I had my first mobile service experience last week. Was scheduled for Friday to come to my job to replace my 12v battery. Actually came on Wed since he was in the area and said he could do it now if I wanted. Was super friendly and answered all my dumb new owner questions. Said he was a service center tech for 4 years, and just switched to mobile service and loves it. 

In keeping with sonoswen's post, I was not contacted about the early show. But that obviously was not a problem like a he had. I would not have been too happy getting such a late notification.


----------



## JasonF (Oct 26, 2018)

Madmolecule said:


> I thought they gave up on mobile service.
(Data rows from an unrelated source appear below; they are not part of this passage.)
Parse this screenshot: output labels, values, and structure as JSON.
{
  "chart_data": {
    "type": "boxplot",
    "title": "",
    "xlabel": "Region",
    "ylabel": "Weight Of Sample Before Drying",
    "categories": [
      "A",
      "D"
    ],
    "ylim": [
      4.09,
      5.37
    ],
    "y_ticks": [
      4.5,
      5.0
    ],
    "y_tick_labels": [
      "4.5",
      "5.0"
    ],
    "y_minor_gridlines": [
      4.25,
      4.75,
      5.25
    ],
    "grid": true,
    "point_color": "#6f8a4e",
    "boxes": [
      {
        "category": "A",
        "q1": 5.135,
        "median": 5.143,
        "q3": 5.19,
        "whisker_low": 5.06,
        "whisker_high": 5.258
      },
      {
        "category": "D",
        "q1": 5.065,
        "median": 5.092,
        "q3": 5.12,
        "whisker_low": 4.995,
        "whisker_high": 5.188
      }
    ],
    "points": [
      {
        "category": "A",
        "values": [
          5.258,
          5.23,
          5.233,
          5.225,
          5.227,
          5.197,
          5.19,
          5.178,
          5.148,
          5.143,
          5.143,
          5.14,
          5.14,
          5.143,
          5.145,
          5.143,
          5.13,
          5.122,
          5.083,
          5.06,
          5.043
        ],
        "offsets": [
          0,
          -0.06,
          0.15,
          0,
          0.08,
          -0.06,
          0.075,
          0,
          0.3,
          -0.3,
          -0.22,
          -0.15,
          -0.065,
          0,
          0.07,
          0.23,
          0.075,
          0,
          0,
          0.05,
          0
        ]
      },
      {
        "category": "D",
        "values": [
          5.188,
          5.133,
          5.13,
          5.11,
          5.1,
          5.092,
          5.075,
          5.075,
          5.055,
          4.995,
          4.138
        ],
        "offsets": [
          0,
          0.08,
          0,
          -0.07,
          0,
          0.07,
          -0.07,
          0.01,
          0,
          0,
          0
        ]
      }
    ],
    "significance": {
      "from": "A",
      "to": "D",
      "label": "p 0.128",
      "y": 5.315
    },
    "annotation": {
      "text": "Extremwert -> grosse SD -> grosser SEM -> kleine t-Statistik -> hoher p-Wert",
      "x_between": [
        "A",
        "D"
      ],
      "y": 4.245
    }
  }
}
Any idea on percentage of service from mobile? I heard the time wasted with the technicians traveling made it extremely inefficient and expensive. They also found the magic of Uber credits.


I think it depends entirely on how backed up the service centers are in the area. Orlando only has one, and it's way overloaded, so they lean heavily on mobile service when they can.


----------



## iChris93 (Feb 3, 2017)

Madmolecule said:


> I thought they gave up on mobile service. Any idea on percentage of service from mobile? I heard the time wasted with the technicians traveling made it extremely inefficient and expensive. They also found the magic of Uber credits.


I think there are probably still states that are exclusively mobile service. NM was one, less than a year ago.


----------



## sonoswen (Sep 13, 2021)

It would be so so much better if they would just give a heads up Before a person has to sit around all day, or 2 days in my case.. Tells me the parts to service people is not what it should be. 2 days lots,Hope next time they actually show up and fix the problem..


----------



## iChris93 (Feb 3, 2017)

sonoswen said:


> It would be so so much better if they would just give a heads up Before a person has to sit around all day, or 2 days in my case.. Tells me the parts to service people is not what it should be. 2 days lots,Hope next time they actually show up and fix the problem..


I had a missed mobile service once. No reason was given why and I can't remember if parts were needed. They didn't contact me until well past the scheduled window. Very disappointing and frustrating to hear it's happened to you twice now.


----------



## sonoswen (Sep 13, 2021)

Trying not to be grumpy...looking for an IPA now.......( my wife read this over my shoulder...she said that ship has sailed...)


----------